R courses on Datacamp.com
Cost: ~$29/£20/23€ per month
Duration: each course takes between 3 and 6 hours
Another well-known resource in the R community, Datacamp provides one of the best platforms for beginners to learn R, but also a great way to dig deeper and widen your skillset. Intermediate and advanced courses include “Writing Functions” (taught by Hadley Wickham), “Building Web Applications with Shiny” (Mine Cetinkaya-Rundel), “Data Analysis, the data.table Way” (Matt Dowle), “Working with Web Data” (Charlotte Wickham), “Object-Oriented Programming” (Richie Cotton), “Writing Efficient Code” (Colin Gillespie), and “Scalable Data Processing” (Michael Kane).
Code Clinic: R, by Mark Niemann-Ross on Lynda.com
Cost: Free for 1 month, then ~$30/£21/24€ per month
Duration: 3 hours of video + a few more hours to go through the problems
This course is very different from everything else mentioned on this list. The idea of “code clinics” on Lynda.com is to solve a series of general computer science problems by using a specific programming language. This means that those problems are very different from those in typical data-related R tutorials: you’ll learn about image processing, chess simulations, and even how to interact with your computer peripherals to produce sound when you move your mouse.

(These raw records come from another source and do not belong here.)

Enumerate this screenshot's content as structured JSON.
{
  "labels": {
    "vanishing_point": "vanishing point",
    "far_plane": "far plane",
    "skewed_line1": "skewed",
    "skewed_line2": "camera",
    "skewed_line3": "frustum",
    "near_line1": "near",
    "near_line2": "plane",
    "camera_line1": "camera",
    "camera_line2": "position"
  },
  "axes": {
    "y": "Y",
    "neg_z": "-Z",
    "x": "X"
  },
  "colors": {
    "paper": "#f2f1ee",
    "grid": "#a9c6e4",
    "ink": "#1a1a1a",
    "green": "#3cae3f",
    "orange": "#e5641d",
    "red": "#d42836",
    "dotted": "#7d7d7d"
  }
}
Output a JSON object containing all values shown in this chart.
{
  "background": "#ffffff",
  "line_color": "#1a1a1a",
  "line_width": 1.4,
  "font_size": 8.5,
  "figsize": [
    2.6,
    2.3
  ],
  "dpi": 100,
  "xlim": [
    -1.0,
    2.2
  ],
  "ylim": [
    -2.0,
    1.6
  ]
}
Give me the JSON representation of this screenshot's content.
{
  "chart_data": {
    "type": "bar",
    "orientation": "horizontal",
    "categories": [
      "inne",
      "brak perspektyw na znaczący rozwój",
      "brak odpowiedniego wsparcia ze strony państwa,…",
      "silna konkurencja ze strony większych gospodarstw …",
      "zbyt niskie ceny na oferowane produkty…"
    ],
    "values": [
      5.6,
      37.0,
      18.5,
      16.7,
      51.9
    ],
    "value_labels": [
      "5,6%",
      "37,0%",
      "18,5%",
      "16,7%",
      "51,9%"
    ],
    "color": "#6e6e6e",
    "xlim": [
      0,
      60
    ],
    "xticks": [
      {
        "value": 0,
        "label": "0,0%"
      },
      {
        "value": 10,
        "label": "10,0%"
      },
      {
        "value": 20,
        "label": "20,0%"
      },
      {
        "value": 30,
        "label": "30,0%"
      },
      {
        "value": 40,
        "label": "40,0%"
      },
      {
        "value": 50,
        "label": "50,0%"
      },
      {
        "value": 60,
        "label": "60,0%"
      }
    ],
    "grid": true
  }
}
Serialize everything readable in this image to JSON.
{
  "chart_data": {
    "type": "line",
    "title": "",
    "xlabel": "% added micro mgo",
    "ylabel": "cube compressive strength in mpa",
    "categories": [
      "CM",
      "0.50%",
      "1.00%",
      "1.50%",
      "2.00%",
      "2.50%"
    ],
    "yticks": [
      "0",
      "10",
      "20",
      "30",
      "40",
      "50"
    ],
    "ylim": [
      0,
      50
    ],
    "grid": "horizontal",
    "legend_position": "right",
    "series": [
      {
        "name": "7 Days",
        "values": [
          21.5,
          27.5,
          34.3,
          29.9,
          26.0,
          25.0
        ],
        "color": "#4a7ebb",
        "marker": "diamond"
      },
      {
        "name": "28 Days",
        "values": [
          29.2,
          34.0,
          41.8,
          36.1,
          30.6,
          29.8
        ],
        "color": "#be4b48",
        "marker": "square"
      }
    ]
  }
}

Duration: around 40 minutes to 1 hour
The RStudio company runs regular webinars, i.e. live teaching videos covering a very specific topic in R programming… so specific that you might not see any possible use in some of them. But I highly recommend going through their list of past webinars and watching whatever seems relevant to your particular job/role.
If you’ve been through all the material above, it’s probably time to delve into more specific subtopics. I find this Quora answer by Benjamin Paul Rollert to be quite complete. More generally, you can search for “advanced R courses” being taught in universities or elsewhere. The topics covered by the course are often listed on the booking page, so that’s another great way to find new areas to explore.